Davis: Wir sehen unsere Rolle darin, der Politik zu verdeutlichen, dass die Zivilgesellschaft und die Bürger*innen tatsächlich bereit sind für viel mehr Klimaschutz. Wir haben in den vergangenen drei Jahren mehrere Unterschriftensammlungen gemacht, wir haben mit mehr als 200.000 Berliner*innen auf der Straße gesprochen – und immer war Offenheit für dieses Thema da. Zu keinem anderen Thema wird sich schneller und umfassender geäußert.
Wissen die Leute wirklich, worum es da geht? Verstehen sie die Auswirkungen?
Davis: Ja. Die Menschen wissen, es geht um Klimaneutralität in acht Jahren. Ich habe auch heute noch mal eine Umfrage gesehen, wonach die Mehrheit der Deutschen mehr Klimaschutz möchte, und auch, dass das per Gesetz durchgesetzt wird.
Graf: Die Leute sagen: „Klimaschutz: ja, ja, ja!“ Aber wenn es dann darum geht, dass wir aus der Bergmannstraße in Kreuzberg – also im Herzen eines grün regierten Bezirks – die Autos rausnehmen wollen, dann schreien selbst dort Menschen auf, weil sie ihr Auto behalten wollen. Vor diesem Hintergrund bringt es gar nichts, wenn wir jetzt ein paar Jahre lang Klimaschutzpolitik machen, der allen wirklich wehtut, und danach uns die Leute den Vogel zeigen und sagen: Angesichts dieser sozialen Auswirkungen machen wir nicht mehr mit.
Davis: Die Empfehlungen des Klimabürger:innenrats wurden vor zehn Tagen an die Politik übergeben.

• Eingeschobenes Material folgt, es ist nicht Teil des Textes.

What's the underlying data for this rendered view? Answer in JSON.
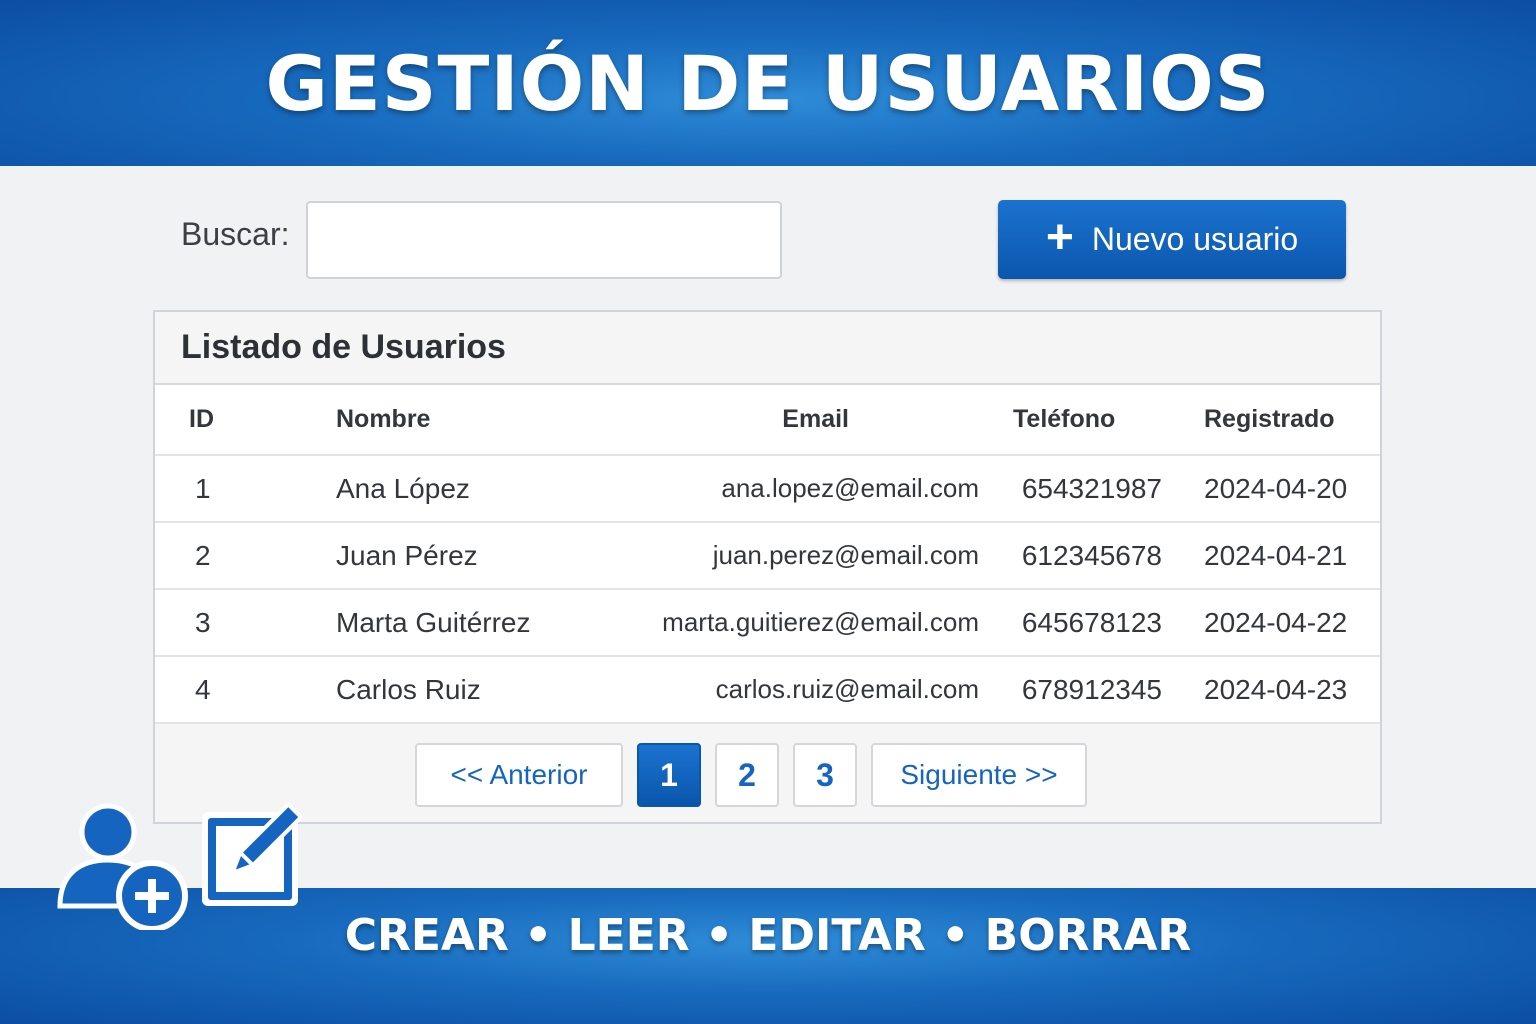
{
  "header": {
    "title": "GESTIÓN DE USUARIOS"
  },
  "toolbar": {
    "search_label": "Buscar:",
    "search_value": "",
    "new_user_label": "Nuevo usuario",
    "new_user_icon": "plus-icon"
  },
  "panel": {
    "title": "Listado de Usuarios",
    "columns": [
      "ID",
      "Nombre",
      "Email",
      "Teléfono",
      "Registrado"
    ],
    "rows": [
      {
        "id": "1",
        "name": "Ana López",
        "email": "ana.lopez@email.com",
        "phone": "654321987",
        "date": "2024-04-20"
      },
      {
        "id": "2",
        "name": "Juan Pérez",
        "email": "juan.perez@email.com",
        "phone": "612345678",
        "date": "2024-04-21"
      },
      {
        "id": "3",
        "name": "Marta Guitérrez",
        "email": "marta.guitierez@email.com",
        "phone": "645678123",
        "date": "2024-04-22"
      },
      {
        "id": "4",
        "name": "Carlos Ruiz",
        "email": "carlos.ruiz@email.com",
        "phone": "678912345",
        "date": "2024-04-23"
      }
    ]
  },
  "pagination": {
    "prev_label": "<<  Anterior",
    "pages": [
      "1",
      "2",
      "3"
    ],
    "active_page": "1",
    "next_label": "Siguiente  >>"
  },
  "footer": {
    "slogan": "CREAR • LEER • EDITAR • BORRAR"
  },
  "icons": {
    "add_user": "add-user-icon",
    "edit": "edit-icon"
  },
  "colors": {
    "primary": "#1565c0",
    "banner": "#1769bd",
    "background": "#f1f2f4"
  }
}
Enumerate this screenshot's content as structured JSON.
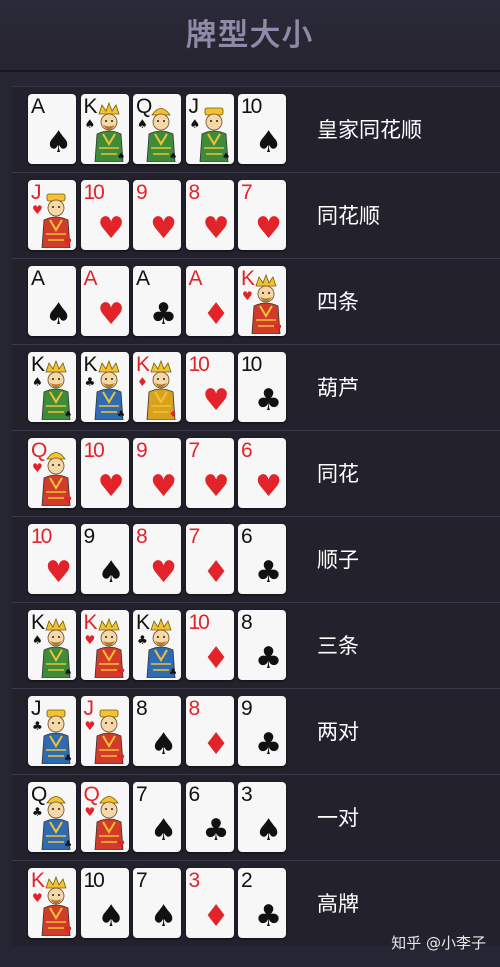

Der Rat empfiehlt unter anderen, das Autofahren unattraktiver zu machen mit dem Ziel, dass „in der Innenstadt grundsätzlich nicht mit dem Auto gefahren wird“. Er empfiehlt, dass sogar ab nächstem Jahr keine Verbrenner mehr neu angemeldet werden sollten. Für uns wird daraus klar: Wenn den Bürger:innen wirklich klar kommuniziert wird, was die Folgen der Klimakrise bedeuten und sie an den Lösungen beteiligt werden, befürworten sie die nötigen Maßnahmen für rasche Klimaneutralität.
Graf: Der Klimabürger*innenrat hat Dutzende von Maßnahmen empfohlen, die wirklich was bringen: City-Maut, Parkplätze abschaffen, Entsiegelung, Ernährungswende. Aus meiner Sicht könnten wir diesen Bericht sofort im Senat beschließen und angehen. Statt über eine Jahreszahl zu diskutieren, sollten wir lieber diese Ergebnisse umsetzen.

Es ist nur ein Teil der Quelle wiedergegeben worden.